Eine andere Sicht vertritt Joseph Stiglitz, Nobelpreisträger von der Columbia Universität in New York. Er sieht den Grund für das blutleere Wachstum nicht im Mangel an Reformen, sondern im Mangel an gesamtwirtschaftlicher Nachfrage. "Hätte die Regierung die Nachfrage nach der Finanzkrise stärker stimuliert, ginge es der Wirtschaft heute besser", urteilt Stiglitz.

Hilft Keynes?

Daher sprach er sich für höhere Staatsausgaben aus, die durch höhere Steuern finanziert werden. Das löse Multiplikatoreffekte aus, die das Wachstum stärkten. Konkret forderte er die Regierung auf, die Umweltsteuern zu erhöhen und die Einnahmen daraus in den Ausbau der Infrastruktur und der Bildung zu stecken.

Die expansive Geldpolitik der Fed sieht Stiglitz hingegen kritisch. Niedrige Zinsen regten zwar die Investitionen an. Doch die höhere Kapitalintensität der Produktion vernichte Arbeitsplätze. Zudem verschärften die Anleihekäufe der Fed die Ungleichheit von Einkommen und Vermögen, die das Wachstum ebenfalls bremse.

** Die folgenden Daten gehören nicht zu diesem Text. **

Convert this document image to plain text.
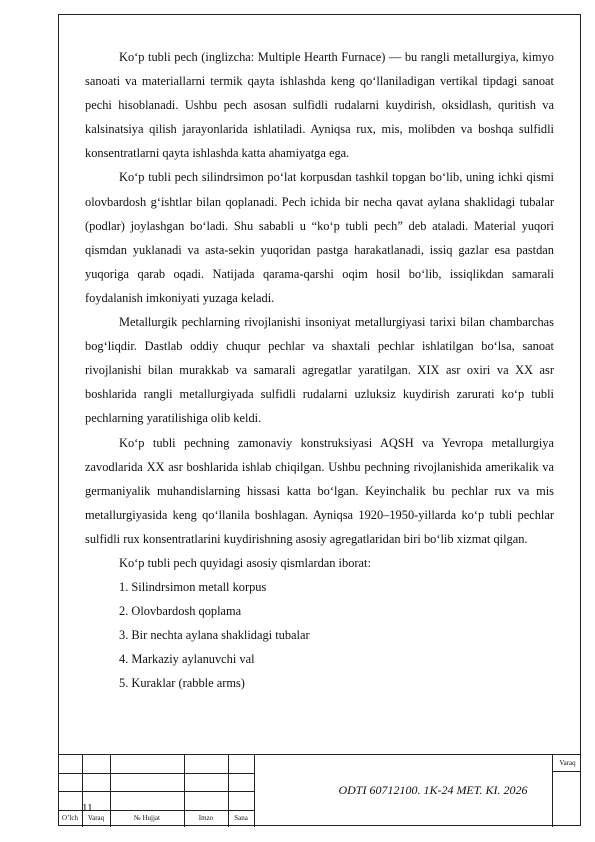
Ko‘p tubli pech (inglizcha: Multiple Hearth Furnace) — bu rangli metallurgiya, kimyo sanoati va materiallarni termik qayta ishlashda keng qo‘llaniladigan vertikal tipdagi sanoat pechi hisoblanadi. Ushbu pech asosan sulfidli rudalarni kuydirish, oksidlash, quritish va kalsinatsiya qilish jarayonlarida ishlatiladi. Ayniqsa rux, mis, molibden va boshqa sulfidli konsentratlarni qayta ishlashda katta ahamiyatga ega.

Ko‘p tubli pech silindrsimon po‘lat korpusdan tashkil topgan bo‘lib, uning ichki qismi olovbardosh g‘ishtlar bilan qoplanadi. Pech ichida bir necha qavat aylana shaklidagi tubalar (podlar) joylashgan bo‘ladi. Shu sababli u “ko‘p tubli pech” deb ataladi. Material yuqori qismdan yuklanadi va asta-sekin yuqoridan pastga harakatlanadi, issiq gazlar esa pastdan yuqoriga qarab oqadi. Natijada qarama-qarshi oqim hosil bo‘lib, issiqlikdan samarali foydalanish imkoniyati yuzaga keladi.

Metallurgik pechlarning rivojlanishi insoniyat metallurgiyasi tarixi bilan chambarchas bog‘liqdir. Dastlab oddiy chuqur pechlar va shaxtali pechlar ishlatilgan bo‘lsa, sanoat rivojlanishi bilan murakkab va samarali agregatlar yaratilgan. XIX asr oxiri va XX asr boshlarida rangli metallurgiyada sulfidli rudalarni uzluksiz kuydirish zarurati ko‘p tubli pechlarning yaratilishiga olib keldi.

Ko‘p tubli pechning zamonaviy konstruksiyasi AQSH va Yevropa metallurgiya zavodlarida XX asr boshlarida ishlab chiqilgan. Ushbu pechning rivojlanishida amerikalik va germaniyalik muhandislarning hissasi katta bo‘lgan. Keyinchalik bu pechlar rux va mis metallurgiyasida keng qo‘llanila boshlagan. Ayniqsa 1920–1950-yillarda ko‘p tubli pechlar sulfidli rux konsentratlarini kuydirishning asosiy agregatlaridan biri bo‘lib xizmat qilgan.

Ko‘p tubli pech quyidagi asosiy qismlardan iborat:

1. Silindrsimon metall korpus

2. Olovbardosh qoplama

3. Bir nechta aylana shaklidagi tubalar

4. Markaziy aylanuvchi val

5. Kuraklar (rabble arms)

Varaq
11
ODTI 60712100. 1K-24 MET. KI. 2026
O’lch	Varaq	№ Hujjat	Imzo	Sana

Für mehr staatliche Investitionen sprach sich auch Catherine Mann, Chefökonomin der OECD, aus. Weltweit seien die Investitionen extrem schwach, konstatierte sie. In den USA lägen sie derzeit nur um fünf Prozent über ihrem Vorkrisenniveau. Gemessen an früheren Aufschwüngen müssten sie jedoch um 20 bis 40 Prozent höher sein. Noch übler sei es um die Investitionen in Europa bestellt, die Entwicklung auf dem alten Kontinent sei ein "wahres Desaster".

Ausschlaggebend für die Investitionsschwäche sei ein Bündel an Ursachen. Größtes Investitionshemmnis sei die allgemeine Nachfrageschwäche. Dazu kämen geopolitische Unsicherheiten sowie der Mangel an Liberalisierungen auf den Güter- und Dienstleistungsmärkten.